Tarso Ramos, of the think tank Political Research Associates, has tracked what he says has been a concerted intellectual movement to redefine American racism in the post-civil rights era. Starting in the mid 1970s, conservative thinkers began championing a new “colorblind” society, in which Jim Crow’s bald, institutional barriers to equality had been removed and the vexing race problem had been solved. Our political and cultural understanding of bigotry quickly devolved from the collective to the individual – racism, Ramos argues, was reduced to “individual acts of meanness” carried out by a few ignorant jerks. The distinction is a substantive one. If racism is personal rather than structural, then racial inequalities are as well.
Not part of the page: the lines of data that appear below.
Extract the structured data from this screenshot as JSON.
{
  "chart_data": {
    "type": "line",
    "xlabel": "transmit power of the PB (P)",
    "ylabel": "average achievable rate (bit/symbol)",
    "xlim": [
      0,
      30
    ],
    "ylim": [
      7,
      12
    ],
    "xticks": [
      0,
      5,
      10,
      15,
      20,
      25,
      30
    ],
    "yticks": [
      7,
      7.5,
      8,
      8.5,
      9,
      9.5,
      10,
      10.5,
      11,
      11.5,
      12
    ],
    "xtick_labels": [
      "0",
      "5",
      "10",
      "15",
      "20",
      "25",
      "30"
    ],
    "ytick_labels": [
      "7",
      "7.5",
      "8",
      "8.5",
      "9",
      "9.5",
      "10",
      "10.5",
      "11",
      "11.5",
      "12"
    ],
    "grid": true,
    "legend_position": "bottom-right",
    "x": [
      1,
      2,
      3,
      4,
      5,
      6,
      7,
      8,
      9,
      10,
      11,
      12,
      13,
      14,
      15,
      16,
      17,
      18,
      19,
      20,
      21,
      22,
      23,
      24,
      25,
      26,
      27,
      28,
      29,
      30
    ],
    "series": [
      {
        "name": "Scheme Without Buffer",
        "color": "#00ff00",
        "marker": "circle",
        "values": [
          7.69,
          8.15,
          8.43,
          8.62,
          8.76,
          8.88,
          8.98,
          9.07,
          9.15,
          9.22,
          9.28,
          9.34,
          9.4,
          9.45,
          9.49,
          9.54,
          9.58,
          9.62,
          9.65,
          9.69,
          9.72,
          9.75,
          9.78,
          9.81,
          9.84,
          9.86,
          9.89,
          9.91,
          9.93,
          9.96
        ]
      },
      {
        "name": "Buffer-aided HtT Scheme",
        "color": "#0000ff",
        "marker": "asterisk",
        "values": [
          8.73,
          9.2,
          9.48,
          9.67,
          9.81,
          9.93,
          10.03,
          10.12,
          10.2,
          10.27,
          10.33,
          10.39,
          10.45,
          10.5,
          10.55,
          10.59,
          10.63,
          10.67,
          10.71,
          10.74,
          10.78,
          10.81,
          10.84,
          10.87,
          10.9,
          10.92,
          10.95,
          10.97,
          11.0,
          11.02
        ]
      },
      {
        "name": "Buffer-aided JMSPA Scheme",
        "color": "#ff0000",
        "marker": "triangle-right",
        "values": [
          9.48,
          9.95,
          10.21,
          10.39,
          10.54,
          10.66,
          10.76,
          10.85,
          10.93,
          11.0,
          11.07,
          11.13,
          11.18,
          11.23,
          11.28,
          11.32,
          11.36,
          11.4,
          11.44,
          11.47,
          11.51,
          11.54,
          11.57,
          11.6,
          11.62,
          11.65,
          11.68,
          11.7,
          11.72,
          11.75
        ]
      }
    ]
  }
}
If oppression takes place at the individual level, then liberation must, too. According to this logic, Imus’ antics may hurt black folks’ feelings, but the fact that unemployment among black men is twice that of the national rate is on us. Sure, Washington had no business calling his costar a “faggot,” but when nearly half of the black gay men in a recent federal study test HIV positive, that’s something we’re doing to ourselves. On a societal level, everybody’s got an equal shot to succeed and survive, or so the theory goes. Society-wide remedies like affirmative action are thus poorly conceived, it is argued, because they drag perfectly well behaved white individuals into the ugly process of dealing with inequality. If you’ve never called someone a “nappy headed ho,” why should you have to be involved in righting the racial imbalance at your local university? Because ending bigotry means doing more than clucking our tongues at a few dirty words. Yes, Don Imus must be held accountable – as must the corporations who have profited from his recurring, if usually coded demagoguery. But when are we going to dig up the bigoted roots that helped make Imus so popular in the first place?